El British Open de golf es la meca, preciado objeto de deseo para todos aquellos que viven entre bunkers, hierros y maderas. Es, además, el torneo más antiguo de este deporte, ya que su primera edición data del año 1860.

La mística del torneo sólo está a la altura de su centenaria tradición. Da igual dónde se celebre, la dirección siempre está a cargo del Royal and Ancient Golf Club of St Andrews, si bien el legendario recorrido es la sede una vez cada cinco años. La otra gran condición para que un campo pueda ser la sede del British es que sea un links, es decir, que el recorrido esté en una zona costera.

La edición 146 del torneo se celebrará, desde este jueves al domingo, en el Birkdale Golf Club, al norte de Liverpool, que acogió por primera vez el evento en el año 1954. La última vez que este recorrido fue sede del evento se lo llevó el irlandés Padraig Harrington, que arrasó y le sacó cuatro golpes al inglés Ian Poulter. Harrington repetía así título después de destrozar a Sergio García en el desempate del British anterior, cuando el español falló un putt sencillo para llevarse el torneo.

Cerca de la desembocadura del Mersey conoceremos al sucesor en el palmarés de Henrik Stenson, que el año pasado arrasó en el Royal Troon Gold Club de Escocia. El sueco pasó por encima del campo y terminó entregando una tarjeta de 20 golpes bajo par para anotarse el major.

Este año las apuestas, siempre ventajistas, dan como máximo favorito al número uno del mundo, el norteamericano Dustin Johnson. Tras arrancar la temporada como un ciclón, Johnson ha bajado algo el nivel pero sigue dominando al ránking con mano de hierro. Jordan Spieth y Rickie Fowler completan la tripleta de grandes favoritos, tras los que aparece bandera española.

Asalto español

Porque el golf español está en su mejor momento en una década. A la figura de Sergio García hay que sumarle la explosión de John Rahm y el gran momento de Rafa Cabrera-Bello, ya que los dos últimos vienen de ganar en Irlanda y en Escocia, respectivamente. Entre los tres, más Álvaro Quirós, suman seis triunfos este año, algo que no pasaba desde 2010.

Sergio, ya no El Niño, ha tardado una década en sacarse la espina de aquel British que se le escapó entre los dedos. 10 años en los que los críticos recitaban el mantra de que, en los momentos de presión, El Niño no valía. Con un puñetazo sobre el verde del Augusta National se hizo mayor, se puso la chaqueta verde de ganador del Masters y ahora opta a todo.
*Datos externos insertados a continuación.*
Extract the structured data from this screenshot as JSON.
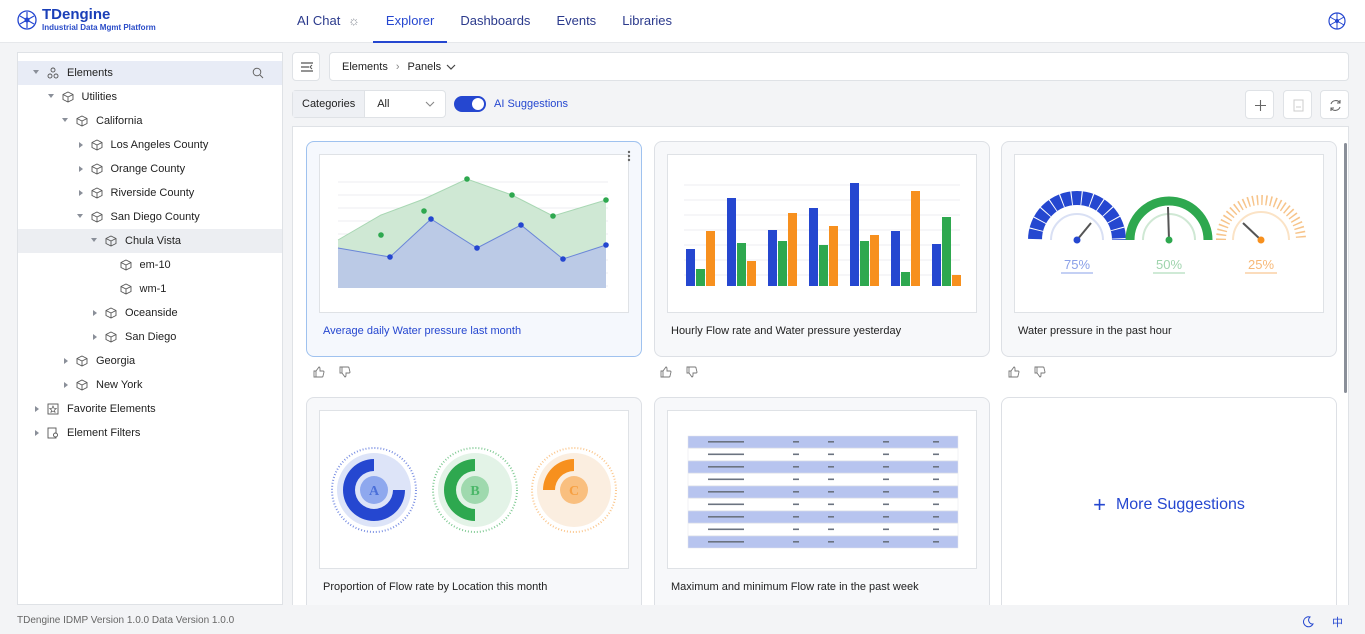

No es el único torneo que ha ganado el castellonense este año, ya que también se impuso en Dubai. Sus triunfos han sido más que suficientes para colocarse en quinta posición del ránking mundial y para hacerles saber a sus rivales que El Niño es más peligroso que nunca.

Pero no es el único aspirante a traer el título a España, algo que no pasa desde que el legendario Severiano Ballesteros lo hiciera en 1988. John Rahm todavía no ha competido profesionalmente en suelo español, pero ha pasado los últimos días en el campo de Valderrama, en Cádiz, puliendo su juego antes de viajar a Inglaterra. La explosión de Rahm, número siete del mundo y ganador este año en Irlanda y en el Farmers Insurance, es comparable a la de Sergio García.

«El British es el major«, ha dicho. Tampoco Rahm oculta que es el grande que más le pone. La ocasión es perfecta para que se desquite de la mala actuación en el Open de Estados Unidos, donde no logró pasar el corte.

El tercero en discordia es Rafa Cabrera-Bello. En discordia por decir algo, ya que viene de imponerse en el Open de Escocia y está en un momento dulce. A sus 33 el canario está jugando mejor que nunca ganando su primer torneo en cinco años, también en un links, y pasando del puesto 31 al 17 en el orden mundial en apenas una semana.

El asalto español al British Open se podrá ver en Movistar Golf desde el jueves a las 7:30 de la mañana. Los días decisivos, el sábado y el domingo, el juego comenzará a las 11 y a las 10 de la mañana respectivamente.

La meteorología, como no podía ser de otra manera, no lo va a poner fácil. El viernes, el sábado y el domingo las previsiones dictan que hay un 90% de posibilidades de lluvia y vientos que superarán los 30 kilómetros por hora. Eso, sumado a una temperatura máxima de 19 grados en todo el torneo, pondrán el British muy british.

Ansiado objeto de deseo, el tercer major del año respira tradición y hierba. Son greens, viento, lluvia y malas condiciones. Pero también es el momento más dulce del año para el vencedor y el más amargo si, en el hoyo 18, se te escapa el título. Esta vez irá dentro, porque Seve quiere un sucesor.